Aging is a risk factor for many common chronic diseases [60,61] such as type 2 diabetes [62], cardiovascular disease [63], and neurological disorders such as Alzheimer’s [64] and Parkinson’s diseases [65]. Moderate exercise [66] is widely accepted as a mechanism to promote overall health and aid in the prevention of aging-related diseases [67]. To investigate the common biological underpinnings that accompany both aging and exercise, as well as discover genes that are induced or repressed due to exercise and aging, we crossed the GTEx aging signatures with the MoTrPAC rat endurance training gene sets [68] (Fig. 3A, Supplementary Fig. S3). In total, 346 gene set pairs have a significant overlap (P < 0.001, Fisher exact test). The top 2 gene set pairs (GTEx Blood 20–29 vs. 60–69 Up ∩ T30-Blood-Rna Female 2 W Down and GTEx Blood 20–29 vs. 70–79 Up ∩ T30-Blood-Rna Female 2 W Down) have 35 (P = 6.52e-38) and 26 (P = 1.05e-24) overlapping genes, respectively. The “GTEx Blood 20–29 vs. 60–69 Up” gene set contains genes that are upregulated when comparing the blood of subjects aged 20–29 to those aged 60–69, and similarly the “GTEx Blood 20–29 vs. 70–79 Up” gene set contains genes that are upregulated when comparing the blood of subjects aged 20–29 to those aged 70–79. The “T30-Blood-Rna Female 2 W Down” gene set consists of genes that are downregulated in the blood of rats after 2 weeks of endurance training. Next, we added these 2 gene sets to GeneSetCart and used the intersection set operation to discover that these 2 sets share 24 genes in common (Fig. 3B).

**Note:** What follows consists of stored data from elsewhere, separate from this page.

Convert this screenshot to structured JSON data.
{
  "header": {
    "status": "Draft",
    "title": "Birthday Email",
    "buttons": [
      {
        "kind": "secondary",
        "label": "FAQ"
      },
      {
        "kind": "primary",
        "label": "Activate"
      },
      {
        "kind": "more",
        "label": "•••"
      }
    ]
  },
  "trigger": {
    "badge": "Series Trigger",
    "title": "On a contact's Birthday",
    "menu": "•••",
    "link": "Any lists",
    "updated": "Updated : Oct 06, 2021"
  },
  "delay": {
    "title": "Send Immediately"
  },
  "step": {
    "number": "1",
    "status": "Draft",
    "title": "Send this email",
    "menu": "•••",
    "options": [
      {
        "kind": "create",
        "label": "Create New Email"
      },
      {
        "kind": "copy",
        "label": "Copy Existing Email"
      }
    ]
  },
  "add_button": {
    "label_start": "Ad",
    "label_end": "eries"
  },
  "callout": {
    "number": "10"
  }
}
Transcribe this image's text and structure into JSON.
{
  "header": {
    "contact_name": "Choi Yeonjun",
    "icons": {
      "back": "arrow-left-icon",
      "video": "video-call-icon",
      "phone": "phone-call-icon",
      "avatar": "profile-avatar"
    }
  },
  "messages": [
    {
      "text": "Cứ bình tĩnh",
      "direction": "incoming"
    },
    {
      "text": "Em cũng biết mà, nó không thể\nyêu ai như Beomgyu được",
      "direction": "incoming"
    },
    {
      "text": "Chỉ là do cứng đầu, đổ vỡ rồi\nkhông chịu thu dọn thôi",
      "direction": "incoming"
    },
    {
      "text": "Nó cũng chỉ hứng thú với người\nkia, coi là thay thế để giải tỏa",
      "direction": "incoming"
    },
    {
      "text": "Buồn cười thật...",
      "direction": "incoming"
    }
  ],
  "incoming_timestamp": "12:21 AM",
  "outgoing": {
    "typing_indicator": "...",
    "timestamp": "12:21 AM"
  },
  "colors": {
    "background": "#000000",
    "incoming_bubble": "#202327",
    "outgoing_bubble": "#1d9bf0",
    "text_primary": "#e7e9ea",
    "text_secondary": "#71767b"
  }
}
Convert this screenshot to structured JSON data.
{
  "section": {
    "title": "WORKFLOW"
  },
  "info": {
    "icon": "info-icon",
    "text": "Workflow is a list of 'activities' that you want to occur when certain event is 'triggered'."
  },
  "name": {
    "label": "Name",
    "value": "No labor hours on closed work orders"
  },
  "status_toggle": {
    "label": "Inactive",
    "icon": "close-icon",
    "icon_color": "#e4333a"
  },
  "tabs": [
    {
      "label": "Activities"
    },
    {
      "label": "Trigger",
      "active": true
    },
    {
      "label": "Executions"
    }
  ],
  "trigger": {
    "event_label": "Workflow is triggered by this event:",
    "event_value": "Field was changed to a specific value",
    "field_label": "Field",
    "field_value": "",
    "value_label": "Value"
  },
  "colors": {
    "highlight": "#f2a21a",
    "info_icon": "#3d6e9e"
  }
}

Exploring shared pathways implicated in aging and exercise from blood. (A) Workflow diagram depicting the analysis steps of cross the gene set libraries created from GTEx and MoTrPAC. (B) Screenshot from the Venn diagram visualization created by GeneSetCart of the overlap between the top 2 crossing results of GTEx Aging Signatures vs. MoTrPAC Rat Endurance Training libraries. (C) Enrichment analysis of the 24 overlapping genes from the top 2 crossing results with the KEGG 2021 Human gene set library in Enrichr. (D) Enrichment analysis of the top 24 overlapping genes with the GO Biological Processes library in Enrichr. (E) Publication count associated with all identified genes colored by set source. (F) Publication for each gene colored by comentions with the terms aging, exercise, both, and neither.
Figure 3:

Exploring shared pathways implicated in aging and exercise from blood. (A) Workflow diagram depicting the analysis steps of cross the gene set libraries created from GTEx and MoTrPAC. (B) Screenshot from the Venn diagram visualization created by GeneSetCart of the overlap between the top 2 crossing results of GTEx Aging Signatures vs. MoTrPAC Rat Endurance Training libraries. (C) Enrichment analysis of the 24 overlapping genes from the top 2 crossing results with the KEGG 2021 Human gene set library in Enrichr. (D) Enrichment analysis of the top 24 overlapping genes with the GO Biological Processes library in Enrichr. (E) Publication count associated with all identified genes colored by set source. (F) Publication for each gene colored by comentions with the terms aging, exercise, both, and neither.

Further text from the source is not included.